The safety of things in Rust is built on abstraction. If abstraction gets something wrong in its `unsafe` details, then there is a bug there. In other words, the asterisk you're mentioning is "You can trust that safe Rust is free of memory safety, unless there are bugs." I feel like that's discussed and acknowledged quite a bit.

> Unsafe code is usually discussed in light of raw pointers and more generally raw memory ops, but I rarely see this aspect mentioned.

I guess I don't see a difference. The safeness of Rust code depends on the correct use of `unsafe`, and this applies to everything, not just Sync.

This idea of `unsafe` being "trusted code" is one of the first things that the Rustonomicon covers: https://doc.rust-lang.org/nomicon/safe-unsafe-meaning.html


> I guess I don't see the difference

At a high and general level, yeah, it's all "unsafe". But, most conversations about unsafe don't talk about this aspect. So while what you say is true, I'm merely pointing out that this concurrency aspect doesn't seem to be mentioned much. And while it's implied at a high level, I think it's worth mentioning.

Basically, there's no issue - I just think this should be called out more when concurrency is discussed.


You need raw pointer ops (or, well, dealing with UnsafeCell, which does raw pointer stuff), or syscalls for these too.
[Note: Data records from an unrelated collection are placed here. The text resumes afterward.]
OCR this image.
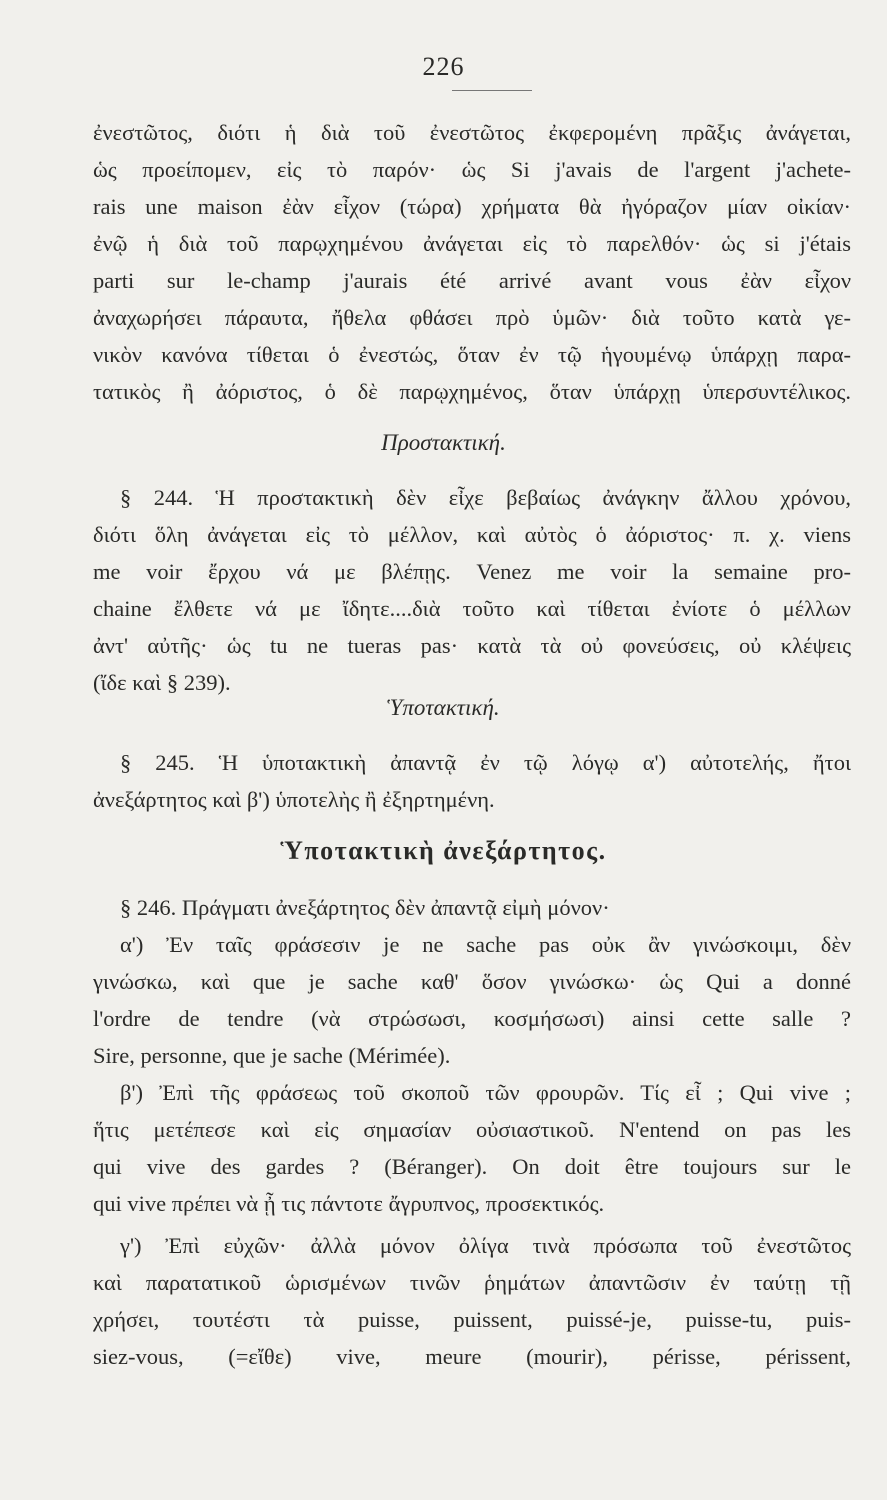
226
ἐνεστῶτος, διότι ἡ διὰ τοῦ ἐνεστῶτος ἐκφερομένη πρᾶξις ἀνάγεται,
ὡς προείπομεν, εἰς τὸ παρόν· ὡς Si j'avais de l'argent j'achete-
rais une maison ἐὰν εἶχον (τώρα) χρήματα θὰ ἠγόραζον μίαν οἰκίαν·
ἐνῷ ἡ διὰ τοῦ παρῳχημένου ἀνάγεται εἰς τὸ παρελθόν· ὡς si j'étais
parti sur le-champ j'aurais été arrivé avant vous ἐὰν εἶχον
ἀναχωρήσει πάραυτα, ἤθελα φθάσει πρὸ ὑμῶν· διὰ τοῦτο κατὰ γε-
νικὸν κανόνα τίθεται ὁ ἐνεστώς, ὅταν ἐν τῷ ἡγουμένῳ ὑπάρχῃ παρα-
τατικὸς ἢ ἀόριστος, ὁ δὲ παρῳχημένος, ὅταν ὑπάρχῃ ὑπερσυντέλικος.
Προστακτική.
§ 244. Ἡ προστακτικὴ δὲν εἶχε βεβαίως ἀνάγκην ἄλλου χρόνου,
διότι ὅλη ἀνάγεται εἰς τὸ μέλλον, καὶ αὐτὸς ὁ ἀόριστος· π. χ. viens
me voir ἔρχου νά με βλέπῃς. Venez me voir la semaine pro-
chaine ἔλθετε νά με ἴδητε....διὰ τοῦτο καὶ τίθεται ἐνίοτε ὁ μέλλων
ἀντ' αὐτῆς· ὡς tu ne tueras pas· κατὰ τὰ οὐ φονεύσεις, οὐ κλέψεις
(ἴδε καὶ § 239).
Ὑποτακτική.
§ 245. Ἡ ὑποτακτικὴ ἀπαντᾷ ἐν τῷ λόγῳ α') αὐτοτελής, ἤτοι
ἀνεξάρτητος καὶ β') ὑποτελὴς ἢ ἐξηρτημένη.
Ὑποτακτικὴ ἀνεξάρτητος.
§ 246. Πράγματι ἀνεξάρτητος δὲν ἀπαντᾷ εἰμὴ μόνον·
α') Ἐν ταῖς φράσεσιν je ne sache pas οὐκ ἂν γινώσκοιμι, δὲν
γινώσκω, καὶ que je sache καθ' ὅσον γινώσκω· ὡς Qui a donné
l'ordre de tendre (νὰ στρώσωσι, κοσμήσωσι) ainsi cette salle ?
Sire, personne, que je sache (Mérimée).
β') Ἐπὶ τῆς φράσεως τοῦ σκοποῦ τῶν φρουρῶν. Τίς εἶ ; Qui vive ;
ἥτις μετέπεσε καὶ εἰς σημασίαν οὐσιαστικοῦ. N'entend on pas les
qui vive des gardes ? (Béranger). On doit être toujours sur le
qui vive πρέπει νὰ ᾖ τις πάντοτε ἄγρυπνος, προσεκτικός.
γ') Ἐπὶ εὐχῶν· ἀλλὰ μόνον ὀλίγα τινὰ πρόσωπα τοῦ ἐνεστῶτος
καὶ παρατατικοῦ ὡρισμένων τινῶν ῥημάτων ἀπαντῶσιν ἐν ταύτῃ τῇ
χρήσει, τουτέστι τὰ puisse, puissent, puissé-je, puisse-tu, puis-
siez-vous, (=εἴθε) vive, meure (mourir), périsse, périssent,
Concurrency is not special here. There are all kinds of invariants unsafe code might be required to uphold. So yeah, we could mention concurrency, but then we could also mention UTF8, noalias, initialization, the vector length invariant, the HashMap robin hood invariant, various BTreeMap invariants, etc etc. "Make sure you have fences" is just another semi-specific invariant.

I disagree that "most conversations about unsafe don't talk about this aspect", compartmentalizing unsafe invariants is a major part of these discussions (it's like the first chapter of the nomicon, even)


> Concurrency is not special here I beg to differ. Concurrency comes with its own bag of hazards, as I mentioned in my reply to burntsushi. Comparing its invariants with Vec's length invariant/HashMap's RH invariant, and any other single threaded/internal invariants misses the point.

Unsafe discussions that I've seen rarely talk about fences - they tend to focus on raw pointer ops, ffi, transmutes, unbound lifetimes, and in general, are single thread focused.


Right, but I can make the same point about other invariants. Each comes with its own bag of hazards. You can write pages about the robin hood invariants.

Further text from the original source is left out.